The report, drawn up by an eminent panel of experts forming the WHO's Commission on the Social Determinants of Health, found that in almost all countries, poor socio-economic circumstances equated to poor health.

The researchers found that a girl born in the African country of Lesotho was, on average, likely to live to 42, but this is less than half the expected lifespan of a girl in Japan (86). In Sweden, the risk of a woman dying during pregnancy and childbirth is one in 17,400, but in Afghanistan the odds are one in eight. The differences were so marked that genetics and biology could not explain them, the authors write: "(The) toxic combination of bad policies, economics and politics is, in large measure, responsible for the fact that a majority of people in the world do not enjoy the good health that is biologically possible."
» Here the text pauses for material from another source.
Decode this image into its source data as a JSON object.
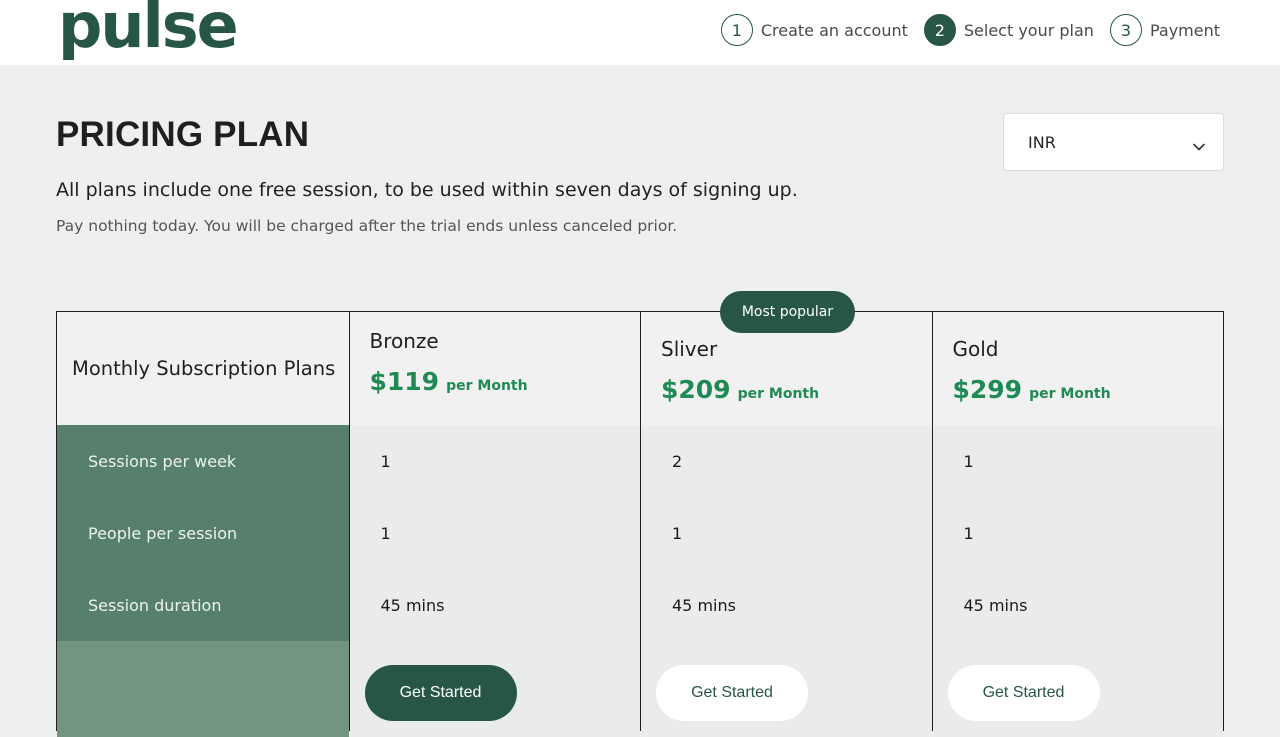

The report calls for governments to consider how all their policies - including taxes, housing and transport - affect health. It says that it is entirely possible to reduce health inequality within a relatively short period of time. But it gives warning that, without action, injustice and inequality will only increase. The report says that governments should ensure a living wage for workers, together with working conditions that reduce work-related stress and ensure a healthy work-life balance.

I think it's time we consider how lucky most of us are to even consider genetic testing as part of our health care. As we look at the wonderful information now available to us because of genomic science, how do we offer this valuable resource to people who are not rich and not Caucasian? How do we bridge the divide?